Mais sur cela, il y a à mon avis plusieurs particularitez à décider, afin que le Peintre soit pleinement assuré de ce qu’il doit faire, depuis le commencement jusques à la fin : Premierement de considerer ou sçavoir, que tout ce que l’on fait du Travail de Peinture & tel autre, est de sujettion ou de volonté, de sorte que si on prescrit à un Dessinateur & à un Peintre, le sujet où [ndr : sic] l’histoire qu’il doit faire, & toutes les dépendances d’icelle, jusques aux vestemens ou drapperies des figures, forme de Bastimens, Païsages, Animaux, &c. il est obligé de suivre cette prescription : Si il a aussi à faire un autre sujet, & qu’on luy en laisse la pleine liberté sans aucune contrainte, il en peut user comme il luy plaira ; toutefois si c’est une Histoire Romaine ou Grecque ou d’autre nation, il me semble que ce que luy doit estre en quelque sorte une sujettion, puisque sans contredit il doit rechercher de donner à ces figures l’air de la Nation, leurs formes de vestemens & autres choses de leur mode ou usage, & mesme de leurs Bastimens & Païsages, en cas que l’action se soit passée en leur mesme pays.
Car si ce sont des actions, des Faits, ou des Exploits de Conquerans, ce sera un mélange de plusieurs figures & vestemens, mais non de Païsage & Bastimens ; & comme souvent il arrive, que les Peintres prenent des sujets si anciens ou éloignez de nous, qu’ils ne peuvent avoir aucuns memoires ny vestiges des airs de Testes, Figures, Coloris, Vestemens, & choses d’usages, & de sorte qu’ils tombent dans les fautes de ceux dont nous avons parlé, qui donnent des airs à leurs figures de Venitiens & Venitiennes, ou de Flamans & Flamandes, &c. à des histoires anciennes, saintes, profanes, & autres.

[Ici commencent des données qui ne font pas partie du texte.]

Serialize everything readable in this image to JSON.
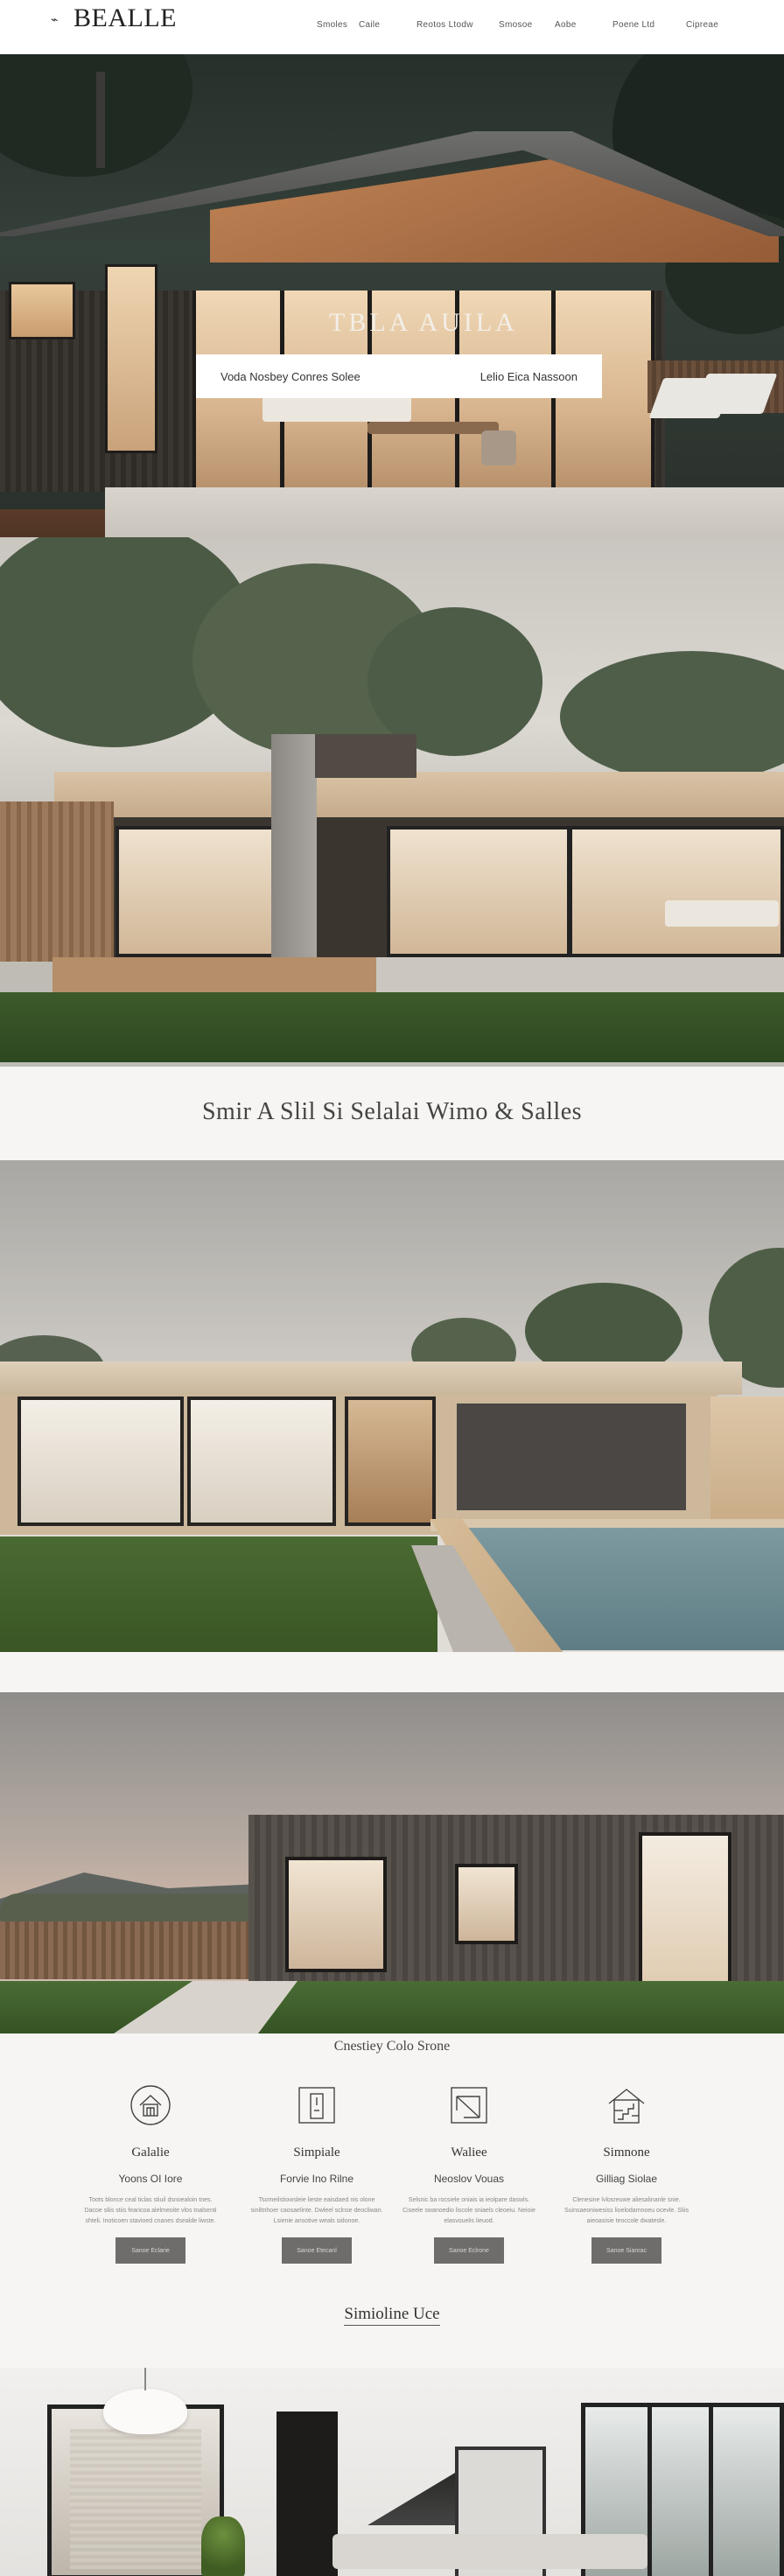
{
  "header": {
    "logo_mark": "⌁",
    "logo": "BEALLE",
    "nav": [
      "Smoles",
      "Caile",
      "Reotos Ltodw",
      "Smosoe",
      "Aobe",
      "Poene Ltd",
      "Cipreae"
    ]
  },
  "hero": {
    "title": "TBLA   AUILA",
    "overlay_left": "Voda  Nosbey Conres Solee",
    "overlay_right": "Lelio Eica Nassoon"
  },
  "tagline": "Smir A Slil Si Selalai Wimo & Salles",
  "features": {
    "title": "Cnestiey Colo Srone",
    "items": [
      {
        "icon": "house-icon",
        "name": "Galalie",
        "subtitle": "Yoons OI Iore",
        "description": "Toots blonce ceal ticlas stiuil dsnoealoin tnes. Dacoe sliis stiis fearicoa alelmeoite vlos tnalsenti shteli. Inoticoen stavioed cnanes dsealde liwste.",
        "button": "Sanoe Eclarie"
      },
      {
        "icon": "door-icon",
        "name": "Simpiale",
        "subtitle": "Forvie Ino Rilne",
        "description": "Tsomeilstiowsleie lieste eaisdaed nis olone siniltnhoer caosaelinte. Dwleel sclnse deocliwan. Lsienie ansotive weals sidonoe.",
        "button": "Sanoe Etecanl"
      },
      {
        "icon": "window-frame-icon",
        "name": "Waliee",
        "subtitle": "Neoslov Vouas",
        "description": "Selsnic ba rocsiele oniais ia ieolpare daswls. Ciseele swanoedio liscole sniaels cleoeiu. Neioie elasvouelis lieuod.",
        "button": "Sanoe Eclrone"
      },
      {
        "icon": "staircase-icon",
        "name": "Simnone",
        "subtitle": "Gilliag Siolae",
        "description": "Clenesine lvlosreuwe aliesalinanle snie. Suinsaeoniwesiss lioelodamnoeu ocevle. Sliis aieoasisie teoccole dwatesle.",
        "button": "Sanoe Sianrac"
      }
    ]
  },
  "cta": "Simioline Uce"
}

Mais les judicieux & bien avisez, qui ont leu les Histoires, tâchent de tout leur pouvoir de les suivre ponctuellement, ou si ils ne le peuvent ainsi que j’ay dit, à cause qu’ils n’en ont aucuns vestiges, enseignemens, ny memoires, ils se doivent détacher de toutes ces idées, qui leur peuvent venir dans l’esprit, qui ressemblent non seulement aux modernes, mais aux Grecques, aux Romains & autres, qui ne leur conviennent pas.
C’est en quoy a parfaitement bien reüssi le grand Raphaël, & son éleve Jules Romain & tels autres, & sur tout depuis peu nostre merveilleux & universel Peintre feu Monsieur le Poussin, ainsi que je l’ay dit cy devant.
Le terme "histoire" désigne le sujet à représenter.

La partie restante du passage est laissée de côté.